On the Two Young Ladies, Miss Snow and Miss Prichard, Lately Drowned While Skating on the Stour, Near Blandford

Full well may wander through the moor and dell
Thy stream, O gliding Stour, for man's behoof,
Where'er thy ready stream may spring to quell
The leaping flames that burn his shelt'ring roof.
Quench fire thou mayest, aye, and man with thanks
Will greet thy glitt'ring stream on roof or floor;
But thou hast quench'd ere now and now once more
Sweet lives, the hope of many on thy banks.
O why cast not the wind stroke o'er thy face
A rock firm sheet of ice from edge to edge?
Or left not thy bright ripples free to chase
Each other down beside thy waving sedge,
That hopeful maidens might not so have sped
Their joyful courses from the frozen shore?

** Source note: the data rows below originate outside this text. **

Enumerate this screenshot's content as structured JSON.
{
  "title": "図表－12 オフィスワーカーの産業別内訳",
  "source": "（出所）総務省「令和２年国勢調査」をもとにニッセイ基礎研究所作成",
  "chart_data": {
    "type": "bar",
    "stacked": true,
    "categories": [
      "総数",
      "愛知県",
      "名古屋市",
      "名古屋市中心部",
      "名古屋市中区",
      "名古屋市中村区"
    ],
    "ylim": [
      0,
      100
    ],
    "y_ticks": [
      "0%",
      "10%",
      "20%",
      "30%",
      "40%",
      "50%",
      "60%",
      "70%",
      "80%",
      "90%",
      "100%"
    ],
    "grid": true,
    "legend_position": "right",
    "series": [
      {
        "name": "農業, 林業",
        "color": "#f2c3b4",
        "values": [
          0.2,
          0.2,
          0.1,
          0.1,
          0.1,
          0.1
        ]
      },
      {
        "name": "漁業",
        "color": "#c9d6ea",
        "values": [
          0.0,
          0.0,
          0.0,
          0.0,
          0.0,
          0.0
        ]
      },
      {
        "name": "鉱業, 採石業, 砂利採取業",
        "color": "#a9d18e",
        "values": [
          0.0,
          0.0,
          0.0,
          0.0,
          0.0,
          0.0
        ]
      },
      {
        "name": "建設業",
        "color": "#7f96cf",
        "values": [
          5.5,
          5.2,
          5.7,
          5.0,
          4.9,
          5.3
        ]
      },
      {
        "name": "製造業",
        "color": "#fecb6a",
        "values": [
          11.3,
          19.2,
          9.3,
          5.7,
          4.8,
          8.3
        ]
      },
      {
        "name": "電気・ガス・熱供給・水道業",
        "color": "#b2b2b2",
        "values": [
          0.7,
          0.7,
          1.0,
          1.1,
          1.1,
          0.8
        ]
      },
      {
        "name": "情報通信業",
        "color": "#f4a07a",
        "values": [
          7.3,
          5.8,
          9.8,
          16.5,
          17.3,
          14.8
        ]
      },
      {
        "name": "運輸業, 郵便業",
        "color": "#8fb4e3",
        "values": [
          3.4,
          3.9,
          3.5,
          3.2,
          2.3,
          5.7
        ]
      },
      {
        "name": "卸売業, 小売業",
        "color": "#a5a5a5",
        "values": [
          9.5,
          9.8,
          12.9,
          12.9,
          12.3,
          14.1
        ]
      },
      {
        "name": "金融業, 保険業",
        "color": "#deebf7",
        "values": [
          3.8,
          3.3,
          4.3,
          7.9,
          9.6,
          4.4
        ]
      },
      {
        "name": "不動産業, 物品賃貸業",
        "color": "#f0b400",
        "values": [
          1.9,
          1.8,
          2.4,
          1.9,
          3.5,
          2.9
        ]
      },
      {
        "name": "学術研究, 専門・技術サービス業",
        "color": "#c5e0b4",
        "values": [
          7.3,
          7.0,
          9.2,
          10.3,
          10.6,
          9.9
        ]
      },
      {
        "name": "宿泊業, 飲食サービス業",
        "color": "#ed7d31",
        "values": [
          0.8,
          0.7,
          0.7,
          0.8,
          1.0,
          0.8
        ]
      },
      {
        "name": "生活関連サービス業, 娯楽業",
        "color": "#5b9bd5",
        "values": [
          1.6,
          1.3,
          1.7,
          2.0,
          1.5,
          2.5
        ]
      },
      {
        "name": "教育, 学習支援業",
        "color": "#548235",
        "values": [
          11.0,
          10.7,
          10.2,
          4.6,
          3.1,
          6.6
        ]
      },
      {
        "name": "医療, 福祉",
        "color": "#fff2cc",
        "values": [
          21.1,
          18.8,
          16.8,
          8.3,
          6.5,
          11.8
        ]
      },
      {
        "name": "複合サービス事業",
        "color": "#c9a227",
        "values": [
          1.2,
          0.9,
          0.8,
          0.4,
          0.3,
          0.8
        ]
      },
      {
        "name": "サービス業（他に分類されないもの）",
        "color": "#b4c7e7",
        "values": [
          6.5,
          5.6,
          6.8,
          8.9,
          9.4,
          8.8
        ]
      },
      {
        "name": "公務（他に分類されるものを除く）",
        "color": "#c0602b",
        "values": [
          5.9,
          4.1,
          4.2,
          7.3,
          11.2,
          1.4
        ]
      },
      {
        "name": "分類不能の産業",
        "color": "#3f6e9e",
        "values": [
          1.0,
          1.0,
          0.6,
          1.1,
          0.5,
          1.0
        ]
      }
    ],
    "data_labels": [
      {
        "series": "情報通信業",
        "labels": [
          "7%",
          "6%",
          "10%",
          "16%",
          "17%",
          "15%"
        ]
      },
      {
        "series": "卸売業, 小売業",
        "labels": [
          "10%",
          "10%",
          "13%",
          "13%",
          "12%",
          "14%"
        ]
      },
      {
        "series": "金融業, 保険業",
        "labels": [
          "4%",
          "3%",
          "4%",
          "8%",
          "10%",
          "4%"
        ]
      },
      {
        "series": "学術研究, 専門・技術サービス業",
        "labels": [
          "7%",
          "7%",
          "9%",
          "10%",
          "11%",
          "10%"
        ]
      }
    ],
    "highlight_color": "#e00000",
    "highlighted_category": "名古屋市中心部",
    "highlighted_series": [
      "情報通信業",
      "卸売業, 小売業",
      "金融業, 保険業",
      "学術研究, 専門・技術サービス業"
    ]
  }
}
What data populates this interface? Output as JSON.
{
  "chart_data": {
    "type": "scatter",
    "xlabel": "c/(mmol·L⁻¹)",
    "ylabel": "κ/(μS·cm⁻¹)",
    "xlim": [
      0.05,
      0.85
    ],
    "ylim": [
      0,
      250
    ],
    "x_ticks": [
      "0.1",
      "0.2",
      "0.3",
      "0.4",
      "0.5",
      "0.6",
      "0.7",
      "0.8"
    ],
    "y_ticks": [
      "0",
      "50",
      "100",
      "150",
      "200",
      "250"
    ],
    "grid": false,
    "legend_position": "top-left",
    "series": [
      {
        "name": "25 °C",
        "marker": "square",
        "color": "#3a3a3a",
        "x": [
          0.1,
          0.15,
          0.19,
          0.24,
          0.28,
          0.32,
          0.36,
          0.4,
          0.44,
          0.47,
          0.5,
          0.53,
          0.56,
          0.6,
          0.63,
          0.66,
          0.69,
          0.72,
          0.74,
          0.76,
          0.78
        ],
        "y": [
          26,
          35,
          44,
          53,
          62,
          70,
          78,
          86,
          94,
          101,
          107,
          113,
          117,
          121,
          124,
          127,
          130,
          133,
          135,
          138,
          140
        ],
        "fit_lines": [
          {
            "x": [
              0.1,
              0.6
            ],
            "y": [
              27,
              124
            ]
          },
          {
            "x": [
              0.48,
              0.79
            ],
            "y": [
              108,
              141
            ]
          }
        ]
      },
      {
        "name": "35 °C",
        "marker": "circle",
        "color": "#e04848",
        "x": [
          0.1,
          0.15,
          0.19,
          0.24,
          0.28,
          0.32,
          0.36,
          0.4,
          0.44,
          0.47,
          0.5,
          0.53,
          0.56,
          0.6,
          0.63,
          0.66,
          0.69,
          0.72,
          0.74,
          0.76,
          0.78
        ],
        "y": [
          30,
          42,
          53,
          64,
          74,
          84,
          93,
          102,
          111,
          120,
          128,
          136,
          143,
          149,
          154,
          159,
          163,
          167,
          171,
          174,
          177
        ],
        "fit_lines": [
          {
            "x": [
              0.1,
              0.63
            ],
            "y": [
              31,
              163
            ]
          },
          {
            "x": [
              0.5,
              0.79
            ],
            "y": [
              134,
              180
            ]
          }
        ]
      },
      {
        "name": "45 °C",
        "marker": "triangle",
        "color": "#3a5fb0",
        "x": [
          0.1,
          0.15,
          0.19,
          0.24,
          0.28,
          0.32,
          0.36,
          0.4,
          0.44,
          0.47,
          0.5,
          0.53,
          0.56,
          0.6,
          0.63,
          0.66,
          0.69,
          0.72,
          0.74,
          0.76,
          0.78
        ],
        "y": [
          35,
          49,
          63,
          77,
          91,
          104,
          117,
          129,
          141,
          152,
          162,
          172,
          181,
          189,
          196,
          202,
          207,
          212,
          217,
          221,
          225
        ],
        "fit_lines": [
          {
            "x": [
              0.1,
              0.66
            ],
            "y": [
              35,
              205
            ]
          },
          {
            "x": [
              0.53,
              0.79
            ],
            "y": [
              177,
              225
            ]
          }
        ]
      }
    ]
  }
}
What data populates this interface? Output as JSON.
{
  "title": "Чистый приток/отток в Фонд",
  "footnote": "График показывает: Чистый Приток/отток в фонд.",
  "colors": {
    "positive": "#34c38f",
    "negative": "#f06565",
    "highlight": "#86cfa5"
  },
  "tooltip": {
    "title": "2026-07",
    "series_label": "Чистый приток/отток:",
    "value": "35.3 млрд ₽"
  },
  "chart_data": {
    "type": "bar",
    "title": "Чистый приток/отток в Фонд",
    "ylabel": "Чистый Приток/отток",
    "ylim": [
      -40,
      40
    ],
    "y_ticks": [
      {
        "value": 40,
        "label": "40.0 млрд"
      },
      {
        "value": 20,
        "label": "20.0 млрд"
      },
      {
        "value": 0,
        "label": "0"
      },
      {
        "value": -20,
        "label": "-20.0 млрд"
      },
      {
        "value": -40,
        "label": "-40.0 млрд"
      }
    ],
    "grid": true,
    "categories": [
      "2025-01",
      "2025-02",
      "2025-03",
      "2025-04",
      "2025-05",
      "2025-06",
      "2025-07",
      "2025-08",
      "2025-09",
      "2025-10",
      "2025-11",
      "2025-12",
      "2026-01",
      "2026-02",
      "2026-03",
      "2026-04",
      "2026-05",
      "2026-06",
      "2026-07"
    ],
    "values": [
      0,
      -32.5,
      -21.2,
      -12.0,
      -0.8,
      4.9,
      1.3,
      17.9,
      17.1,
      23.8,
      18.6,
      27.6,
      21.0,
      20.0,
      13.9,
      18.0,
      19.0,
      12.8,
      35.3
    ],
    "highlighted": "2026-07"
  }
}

Alas! too trustful to the crystal floor
That lay, too brittle, o'er thy darksome bed,
As when two waves adown thy gliding stream
Run shining, suddenly to sink from sight;
Or when two shooting stars are seen to gleam
Through swift short courses, to be quenched in night,
So sped those two lov'd maidens, blithely gay,
Fair, and rejoicing in their flying speed
By leafless tree and by the frozen mead,
And, aye, so suddenly they sank away.
Who would not seem to hear upon the bank
A whisp'ring of that day among the spears;
Or would not give, beholding where they sank,
To thy dark waters some few drops in tears?
But take the better cheer, whoe'er may stand,
O sadden'd Stour, beside these depths or shoals,
For thou art but a Jordan to their souls:
They went, through thee, into a blissful land.